Taking charge with electric vehicles

The answer came when Fraser started looking into electric vehicles.

“When you are a business you like to grow,” he explains. “We realised there is this great opportunity that has been sitting there for the last century. New Zealand is a great place for renewable energy. We can get to energy freedom.”

Electric vehicles were the key.  

“If liquid fuels stopped coming into the country I think there is only about two weeks of inventory. Energy freedom is a really strong place for the country to be in. It’s so hard to a make an export dollar and we are throwing them off the wharf to pay the oil tankers. It upsets the balance of payments. We could have jobs in the regions because renewable energy lives in the provinces. Other jobs might come and go, but you can’t shift the water, the wind and the geothermal.”

There was only one problem. It all seemed too easy.

“We worked out that using electricity from your home to power your car equates to 30c a litre. If you knock the 60c you pay in tax on a $2 litre of petrol you have got 30c vs $1.40. You don’t have to go to the petrol station, there are no tail pipe emissions.

“Then we looked at how many cars there are in New Zealand. If they all drive 12,000km a year, have we got enough renewable electricity to convert them? We have about 10 terawatt hours of renewable energy generation consented and ready to go. Lots of geothermal, lots of wind. To drive three million cars on electricity takes about seven terawatt hours. So we already had more than enough consented renewable electricity energy in New Zealand to switch the fleet. No other country is like that, it’s just phenomenal.”

The announcement was made, and Mighty River Power’s Take Charge challenge was born. The firm’s fleet now includes Nissan LEAFs, Mitsubishi Outlander PHEVs, an Audi A3 e-tron, a BMW i3, Holden Volt, and a plug-in Toyota Prius.
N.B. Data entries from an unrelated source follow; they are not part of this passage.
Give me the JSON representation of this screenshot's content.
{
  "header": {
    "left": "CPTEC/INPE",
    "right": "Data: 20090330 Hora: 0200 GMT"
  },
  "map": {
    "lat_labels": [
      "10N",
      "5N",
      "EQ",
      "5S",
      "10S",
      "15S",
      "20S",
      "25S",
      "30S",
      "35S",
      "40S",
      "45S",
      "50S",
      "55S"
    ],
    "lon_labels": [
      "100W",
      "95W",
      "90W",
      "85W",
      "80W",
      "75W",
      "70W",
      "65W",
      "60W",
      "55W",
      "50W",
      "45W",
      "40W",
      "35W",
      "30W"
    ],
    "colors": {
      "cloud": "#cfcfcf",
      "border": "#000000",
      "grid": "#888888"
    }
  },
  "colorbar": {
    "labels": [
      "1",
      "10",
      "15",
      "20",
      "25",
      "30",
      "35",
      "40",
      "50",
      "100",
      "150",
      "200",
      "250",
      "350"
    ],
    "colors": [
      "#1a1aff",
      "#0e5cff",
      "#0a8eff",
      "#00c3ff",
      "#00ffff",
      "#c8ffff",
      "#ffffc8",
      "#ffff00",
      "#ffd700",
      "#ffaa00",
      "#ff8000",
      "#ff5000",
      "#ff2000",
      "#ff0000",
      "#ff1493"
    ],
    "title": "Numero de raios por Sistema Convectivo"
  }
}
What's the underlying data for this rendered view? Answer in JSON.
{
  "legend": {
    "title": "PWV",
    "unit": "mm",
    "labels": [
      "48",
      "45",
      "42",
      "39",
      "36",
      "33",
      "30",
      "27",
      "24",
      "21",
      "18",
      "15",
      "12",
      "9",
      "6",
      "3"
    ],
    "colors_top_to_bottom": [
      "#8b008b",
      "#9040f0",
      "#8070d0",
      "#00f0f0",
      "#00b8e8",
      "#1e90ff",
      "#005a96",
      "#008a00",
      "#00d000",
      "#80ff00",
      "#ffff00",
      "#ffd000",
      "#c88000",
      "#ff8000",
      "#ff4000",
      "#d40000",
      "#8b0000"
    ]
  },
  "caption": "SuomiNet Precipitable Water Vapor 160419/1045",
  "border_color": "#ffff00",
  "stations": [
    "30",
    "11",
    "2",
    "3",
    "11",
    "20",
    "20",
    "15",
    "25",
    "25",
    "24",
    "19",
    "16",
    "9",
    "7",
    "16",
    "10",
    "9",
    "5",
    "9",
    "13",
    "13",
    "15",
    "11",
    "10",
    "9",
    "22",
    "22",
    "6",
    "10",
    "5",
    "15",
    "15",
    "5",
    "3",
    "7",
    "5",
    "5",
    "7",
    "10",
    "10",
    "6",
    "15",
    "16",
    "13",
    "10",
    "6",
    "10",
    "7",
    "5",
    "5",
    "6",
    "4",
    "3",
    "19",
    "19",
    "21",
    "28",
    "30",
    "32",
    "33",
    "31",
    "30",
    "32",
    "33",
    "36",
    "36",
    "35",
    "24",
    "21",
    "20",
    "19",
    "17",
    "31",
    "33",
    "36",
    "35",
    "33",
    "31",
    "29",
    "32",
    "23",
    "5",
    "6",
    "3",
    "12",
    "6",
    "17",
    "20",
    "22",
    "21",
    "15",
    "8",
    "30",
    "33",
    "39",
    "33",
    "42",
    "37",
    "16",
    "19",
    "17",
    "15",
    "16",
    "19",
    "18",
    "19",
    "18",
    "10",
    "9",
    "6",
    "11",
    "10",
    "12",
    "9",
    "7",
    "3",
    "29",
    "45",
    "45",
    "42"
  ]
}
It’s a deliberate policy of showcasing a good range of the options, something Fraser does at home. His garage has what he likes to call the ‘Kiwi combo’ of EVs, a second-hand pure electric Nissan LEAF as a runabout and a plug-in hybrid Mitsubishi Outlander for longer journeys.

Mighty River Power closed its last thermal generating facility on New Year’s Eve. It now generates 100% renewable power. The company also purchased the What Power Crisis solar business in January to increase its solar service for customers.

A new take on old principles

These initiatives take in the latest technology. But for Fraser it’s just a logical extension of age-old principles in a company whose key infrastructure began construction in 1924.

Fraser says: “We look at the three Cs. What’s in it for the customer? What’s in it for the company? What’s in it for the country? If you have an initiative that is only going to satisfy one or two of those it is unlikely to sustain itself.

“We are an incredibly long-term business,” he says. “We have been around in the generation side of things for around 90 years. I like to say we have at least another century to run. We have got to hang out for another 30 election cycles, another 10 regional plans. We think: who is going to be here to face the music if something doesn’t work?

“Because everybody still needs to be here in 50 or 100 years’ time. You’ve still got to have customers, employees and investors. You’ve got to have a licence to operate. That’s about your community and your environment. 

If those aspects are not enjoying one another’s company in 50 years’ time…If one of those is missing the others will be impacted or you are going to be out of business.

“I talk about custodianship – Kaitiakitanga. The decisions we make will be judged when the people that made them are no longer here. The test of your courage and conviction will be brutal hindsight, 50 years from now. There’s no short term game to be played.”